1. Show all the tables.
\list
2. Show all the users.
\du
3. Show all the data in the owners table.
SELECT * FROM owners;
4. Show the names of all owners.
SELECT NAME FROM owners;
5. Show the ages of all of the owners in ascending order.
SELECT * FROM owners ORDER BY age ASC;
6. Show the name of an owner whose name is Mary.
SELECT * FROM owners WHERE name = 'Mary';
7. Show the age of all owners who are older than 30.
SELECT * FROM ownerss WHERE age > 30;
8. Show the name of all owners whose name starts with an E. SELECT * FROM owners WHERE name LIKE 'E%';
9. Add an owner named John who is 33 years old to the owners table.
INSERT INTO owners (name,age) VALUES ('John',33);
10. Add an owner named Jane who is 43 years old to the owners table.
INSERT INTO owners (name,age) VALUES ('Jane',43);
11. Change Jane's age to 30.
UPDATE owners set age= 30 WHERE age = 43 AND name = ‘Jane’;
12. Change Jane's name to Janet.
UPDATE owners SET name = ‘Janet’ WHERE name = ‘Jane’;
13. Add a property named Archstone that has 20 units.
INSERT INTO properties(name,numberofunits) VALUES (‘Archstone’, 20);
14. Delete the owner named Janet.
DELETE FROM owners Where name= ‘Janet’;
15. Show all of the properties in alphabetical order that are not named Archstone and do not have an id of 3 or 5.

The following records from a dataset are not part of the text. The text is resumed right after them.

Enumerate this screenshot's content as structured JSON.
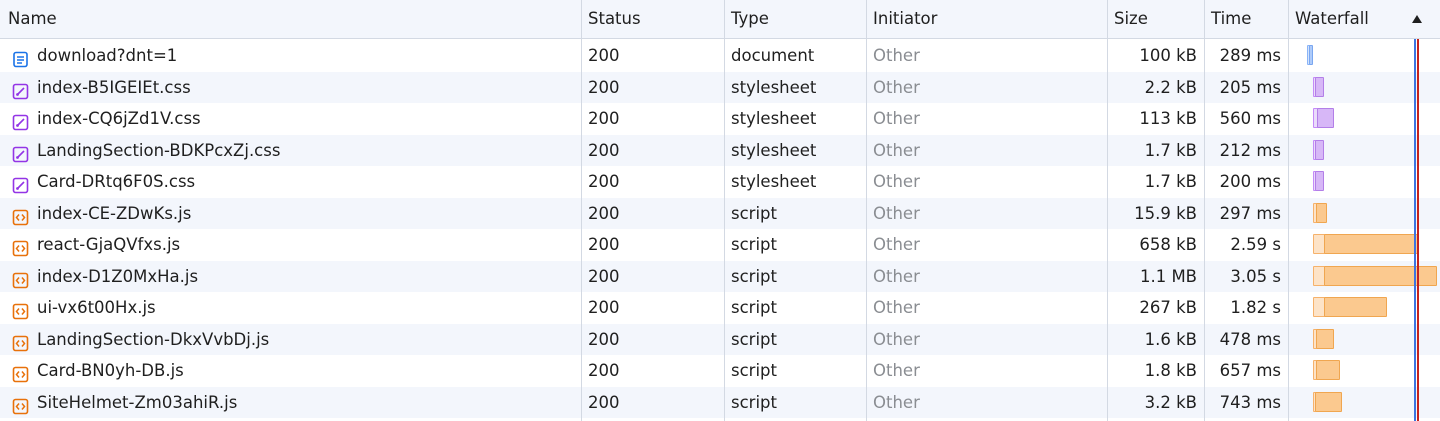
{
  "columns": {
    "name": "Name",
    "status": "Status",
    "type": "Type",
    "initiator": "Initiator",
    "size": "Size",
    "time": "Time",
    "waterfall": "Waterfall"
  },
  "sort": {
    "column": "waterfall",
    "direction": "ascending"
  },
  "colors": {
    "document": "#1a73e8",
    "stylesheet": "#9334e6",
    "script": "#e8710a",
    "header_bg": "#f3f6fc",
    "grid": "#d3d9e3",
    "muted_text": "#8a8d92",
    "marker_blue": "#3c73e0",
    "marker_red": "#c5221f"
  },
  "requests": [
    {
      "name": "download?dnt=1",
      "status": "200",
      "type": "document",
      "icon": "document-icon",
      "initiator": "Other",
      "size": "100 kB",
      "time": "289 ms",
      "waterfall": {
        "wait": 0.0,
        "download": 0.02
      }
    },
    {
      "name": "index-B5IGEIEt.css",
      "status": "200",
      "type": "stylesheet",
      "icon": "stylesheet-icon",
      "initiator": "Other",
      "size": "2.2 kB",
      "time": "205 ms",
      "waterfall": {
        "wait": 0.02,
        "download": 0.08
      }
    },
    {
      "name": "index-CQ6jZd1V.css",
      "status": "200",
      "type": "stylesheet",
      "icon": "stylesheet-icon",
      "initiator": "Other",
      "size": "113 kB",
      "time": "560 ms",
      "waterfall": {
        "wait": 0.04,
        "download": 0.14
      }
    },
    {
      "name": "LandingSection-BDKPcxZj.css",
      "status": "200",
      "type": "stylesheet",
      "icon": "stylesheet-icon",
      "initiator": "Other",
      "size": "1.7 kB",
      "time": "212 ms",
      "waterfall": {
        "wait": 0.02,
        "download": 0.08
      }
    },
    {
      "name": "Card-DRtq6F0S.css",
      "status": "200",
      "type": "stylesheet",
      "icon": "stylesheet-icon",
      "initiator": "Other",
      "size": "1.7 kB",
      "time": "200 ms",
      "waterfall": {
        "wait": 0.02,
        "download": 0.08
      }
    },
    {
      "name": "index-CE-ZDwKs.js",
      "status": "200",
      "type": "script",
      "icon": "script-icon",
      "initiator": "Other",
      "size": "15.9 kB",
      "time": "297 ms",
      "waterfall": {
        "wait": 0.03,
        "download": 0.09
      }
    },
    {
      "name": "react-GjaQVfxs.js",
      "status": "200",
      "type": "script",
      "icon": "script-icon",
      "initiator": "Other",
      "size": "658 kB",
      "time": "2.59 s",
      "waterfall": {
        "wait": 0.1,
        "download": 0.8
      }
    },
    {
      "name": "index-D1Z0MxHa.js",
      "status": "200",
      "type": "script",
      "icon": "script-icon",
      "initiator": "Other",
      "size": "1.1 MB",
      "time": "3.05 s",
      "waterfall": {
        "wait": 0.1,
        "download": 0.96
      }
    },
    {
      "name": "ui-vx6t00Hx.js",
      "status": "200",
      "type": "script",
      "icon": "script-icon",
      "initiator": "Other",
      "size": "267 kB",
      "time": "1.82 s",
      "waterfall": {
        "wait": 0.1,
        "download": 0.53
      }
    },
    {
      "name": "LandingSection-DkxVvbDj.js",
      "status": "200",
      "type": "script",
      "icon": "script-icon",
      "initiator": "Other",
      "size": "1.6 kB",
      "time": "478 ms",
      "waterfall": {
        "wait": 0.03,
        "download": 0.15
      }
    },
    {
      "name": "Card-BN0yh-DB.js",
      "status": "200",
      "type": "script",
      "icon": "script-icon",
      "initiator": "Other",
      "size": "1.8 kB",
      "time": "657 ms",
      "waterfall": {
        "wait": 0.03,
        "download": 0.2
      }
    },
    {
      "name": "SiteHelmet-Zm03ahiR.js",
      "status": "200",
      "type": "script",
      "icon": "script-icon",
      "initiator": "Other",
      "size": "3.2 kB",
      "time": "743 ms",
      "waterfall": {
        "wait": 0.02,
        "download": 0.23
      }
    }
  ]
}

SELECT * FROM owners WHERE name NOT IN ('Archstone') AND id (3,5);
16. Count the total number of rows in the properties table.
17. Show the highest age of all owners.
SELECT MAX(age) FROM owners;
18. Show the names of the first three owners in your owners table.
19. Create a foreign key that references the owner_id in the owners table and forces the constraint ON DELETE NO ACTION.
ALTER TABLE properties ADD CONSTRAINT owner_fk FOREIGN KEY (owner_id) REFERENCES owners(id) ON DELETE NO ACTION;
20. Show all of the information from the owners table and the properties table in one joined table.
SELECT * FROM owners JOIN properties ON owners.id = properties.owner_id;
Bonus (this might require you to look up documentation online)
1. In the properties table change the name of the column "name" to "property_name".
2. Count the total number of properties where the owner_id is between 1 and 3.
3. Delete the owners table - what happens? why?